Dossier: Toxic world
Identifier plus rapidement les composés toxiques
Analyser toutes les substances synthétiques se retrouvant dans l’environnement n’est pas possible en pratique. Trois groupes de recherche suisses développent des approches entièrement nouvelles pour accélérer les tests.
TOUT RÉUNIR DANS UN ORDINATEUR
Shana Sturla, ETH Zurich
Problème: les tests toxicologiques fonctionnent actuellement comme une boîte noire: on mesure ce qui en sort, mais pas ce qui se passe dans l’intervalle.
Solution: l’équipe zurichoise analyse au niveau moléculaire les points d’attaque des substances chimiques.
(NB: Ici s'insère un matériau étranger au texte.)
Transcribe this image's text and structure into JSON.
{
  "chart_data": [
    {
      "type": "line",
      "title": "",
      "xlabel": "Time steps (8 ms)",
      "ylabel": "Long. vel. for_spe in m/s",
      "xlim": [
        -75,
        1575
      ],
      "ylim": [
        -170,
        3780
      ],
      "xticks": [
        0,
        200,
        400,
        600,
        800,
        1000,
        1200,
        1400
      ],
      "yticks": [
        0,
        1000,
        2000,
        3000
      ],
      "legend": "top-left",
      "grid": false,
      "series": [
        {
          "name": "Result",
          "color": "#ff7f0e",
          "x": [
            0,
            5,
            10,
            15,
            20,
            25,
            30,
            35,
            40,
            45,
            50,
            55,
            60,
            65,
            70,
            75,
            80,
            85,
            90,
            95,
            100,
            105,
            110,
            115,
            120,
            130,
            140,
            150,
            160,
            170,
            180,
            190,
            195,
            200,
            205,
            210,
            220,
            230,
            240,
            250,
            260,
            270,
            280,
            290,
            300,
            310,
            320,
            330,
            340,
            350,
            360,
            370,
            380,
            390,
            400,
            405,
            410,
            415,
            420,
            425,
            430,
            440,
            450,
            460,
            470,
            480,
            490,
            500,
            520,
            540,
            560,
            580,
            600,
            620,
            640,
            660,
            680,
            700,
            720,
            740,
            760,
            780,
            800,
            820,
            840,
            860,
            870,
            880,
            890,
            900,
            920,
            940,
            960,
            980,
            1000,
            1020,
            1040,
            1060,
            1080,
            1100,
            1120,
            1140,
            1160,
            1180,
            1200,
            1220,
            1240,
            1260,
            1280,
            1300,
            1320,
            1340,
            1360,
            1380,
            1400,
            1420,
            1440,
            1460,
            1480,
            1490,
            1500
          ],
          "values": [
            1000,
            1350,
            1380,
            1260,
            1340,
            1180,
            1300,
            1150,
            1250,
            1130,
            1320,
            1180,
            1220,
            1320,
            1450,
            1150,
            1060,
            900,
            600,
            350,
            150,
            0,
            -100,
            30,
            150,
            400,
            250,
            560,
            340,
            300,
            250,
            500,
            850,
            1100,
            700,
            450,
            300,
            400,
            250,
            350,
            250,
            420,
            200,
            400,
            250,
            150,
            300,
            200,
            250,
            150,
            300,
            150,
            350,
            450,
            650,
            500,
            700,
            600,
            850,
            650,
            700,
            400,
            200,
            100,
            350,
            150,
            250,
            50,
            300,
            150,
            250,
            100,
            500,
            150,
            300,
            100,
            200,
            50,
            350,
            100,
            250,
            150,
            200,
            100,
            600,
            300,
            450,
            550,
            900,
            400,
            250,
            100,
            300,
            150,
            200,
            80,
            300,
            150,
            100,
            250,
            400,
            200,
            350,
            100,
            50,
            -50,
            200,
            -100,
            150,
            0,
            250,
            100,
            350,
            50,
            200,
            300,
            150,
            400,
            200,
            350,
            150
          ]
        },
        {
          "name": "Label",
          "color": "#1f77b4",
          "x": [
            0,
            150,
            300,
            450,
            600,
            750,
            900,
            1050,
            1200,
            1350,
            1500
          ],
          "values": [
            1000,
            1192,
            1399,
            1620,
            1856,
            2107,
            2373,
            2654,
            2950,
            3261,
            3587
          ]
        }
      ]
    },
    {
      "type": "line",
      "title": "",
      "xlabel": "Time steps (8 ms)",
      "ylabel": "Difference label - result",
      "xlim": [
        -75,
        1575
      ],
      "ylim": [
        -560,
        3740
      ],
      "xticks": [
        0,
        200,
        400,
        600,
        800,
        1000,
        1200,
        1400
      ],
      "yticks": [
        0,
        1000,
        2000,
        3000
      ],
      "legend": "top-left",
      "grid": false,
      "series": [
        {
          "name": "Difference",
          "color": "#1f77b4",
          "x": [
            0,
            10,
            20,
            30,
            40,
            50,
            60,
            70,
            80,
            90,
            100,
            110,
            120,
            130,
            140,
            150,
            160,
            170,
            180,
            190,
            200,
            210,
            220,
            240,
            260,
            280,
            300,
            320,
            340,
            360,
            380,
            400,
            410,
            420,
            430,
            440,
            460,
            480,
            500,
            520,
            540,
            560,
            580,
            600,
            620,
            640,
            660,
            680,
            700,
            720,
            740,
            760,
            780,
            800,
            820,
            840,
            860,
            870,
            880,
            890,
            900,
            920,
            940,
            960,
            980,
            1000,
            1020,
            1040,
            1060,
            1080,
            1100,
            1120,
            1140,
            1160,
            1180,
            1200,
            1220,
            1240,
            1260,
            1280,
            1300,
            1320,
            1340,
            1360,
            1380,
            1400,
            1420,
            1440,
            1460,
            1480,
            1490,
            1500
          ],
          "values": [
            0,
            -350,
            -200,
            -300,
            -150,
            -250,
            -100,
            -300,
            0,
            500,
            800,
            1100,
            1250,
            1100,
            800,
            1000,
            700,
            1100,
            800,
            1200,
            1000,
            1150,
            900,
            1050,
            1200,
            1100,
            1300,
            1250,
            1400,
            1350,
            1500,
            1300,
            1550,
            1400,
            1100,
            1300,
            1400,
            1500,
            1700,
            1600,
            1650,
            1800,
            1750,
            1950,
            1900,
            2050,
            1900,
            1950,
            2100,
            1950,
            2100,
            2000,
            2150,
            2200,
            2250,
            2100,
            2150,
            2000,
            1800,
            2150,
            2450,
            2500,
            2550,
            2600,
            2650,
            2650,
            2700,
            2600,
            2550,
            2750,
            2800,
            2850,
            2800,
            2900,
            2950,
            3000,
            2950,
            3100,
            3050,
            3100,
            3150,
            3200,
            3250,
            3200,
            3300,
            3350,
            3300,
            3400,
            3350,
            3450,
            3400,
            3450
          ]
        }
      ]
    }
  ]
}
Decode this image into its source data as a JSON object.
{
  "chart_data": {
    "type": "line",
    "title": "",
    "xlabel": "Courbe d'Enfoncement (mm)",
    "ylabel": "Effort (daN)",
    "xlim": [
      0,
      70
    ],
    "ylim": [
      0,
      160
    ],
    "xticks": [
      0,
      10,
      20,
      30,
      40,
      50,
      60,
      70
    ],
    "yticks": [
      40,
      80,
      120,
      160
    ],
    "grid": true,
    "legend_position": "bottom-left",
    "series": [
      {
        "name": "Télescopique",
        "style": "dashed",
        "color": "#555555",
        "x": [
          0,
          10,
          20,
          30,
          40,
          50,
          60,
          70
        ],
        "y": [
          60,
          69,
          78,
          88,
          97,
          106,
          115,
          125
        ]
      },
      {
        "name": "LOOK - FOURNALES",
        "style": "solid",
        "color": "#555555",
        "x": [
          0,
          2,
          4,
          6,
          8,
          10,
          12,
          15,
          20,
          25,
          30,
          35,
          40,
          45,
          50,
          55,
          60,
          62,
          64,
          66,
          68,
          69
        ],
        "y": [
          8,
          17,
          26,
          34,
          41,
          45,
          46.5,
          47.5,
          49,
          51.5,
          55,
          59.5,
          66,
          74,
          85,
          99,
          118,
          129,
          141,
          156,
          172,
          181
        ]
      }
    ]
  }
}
Elle insère les résultats de nombreuses expériences dans des modèles informatiques afin de couvrir l’intégralité des interactions possibles. «Si nous comprenons comment les produits chimiques interfèrent dans les processus biologiques, nous pourrons peut-être prédire leur toxicité sans recourir à des essais sur les animaux», déclare Shana Sturla.
UN APPAREIL DE MESURE DANS LE RUISSEAU
Juliane Hollender, Eawag
Problème: on ne sait pas quels produits chimiques se trouvent dans les eaux, car seul un nombre limité de substances est surveillé.
Solution: la chimiste Juliane Hollender cherche à détecter toutes les substances présentes dans un échantillon d’eau en combinant différentes techniques d’analyse, notamment la spectrométrie de masse et la chromatographie. De grandes bases de données disponibles sur internet permettent ensuite d’identifier de nombreuses molécules. «Nous disposons ainsi d’une image plus précise de l’ensemble des produits présents», dit-elle. Et parfois les propriétés des substances donnent une idée de leur toxicité.
UTILISER DES VERS PLUTÔT QUE DES SOURIS
Matteo Cornaglia, Nagi Bioscience, Lausanne
Problème: tester toutes les nouvelles substances requiert de l’argent, du temps et de nombreux rongeurs de labo.
Solution: le nématode Caenorhabditis elegans, un ver d’un millimètre, est un organisme modèle bien connu qui fonctionne à de nombreux égards comme l’être humain. Le spin-off de l’EPFL Nagi Bioscience a développé une procédure efficace d’essais toxicologiques sur ces vers. Contrairement aux tests faits sur les cultures cellulaires, ils livrent des informations sur les effets d’une substance sur l’organisme entier. «Nous pouvons ainsi constater les effets d’un produit chimique sur toute la vie d’un individu, celle du ver se résumant à deux semaines», explique le directeur Matteo Cornaglia.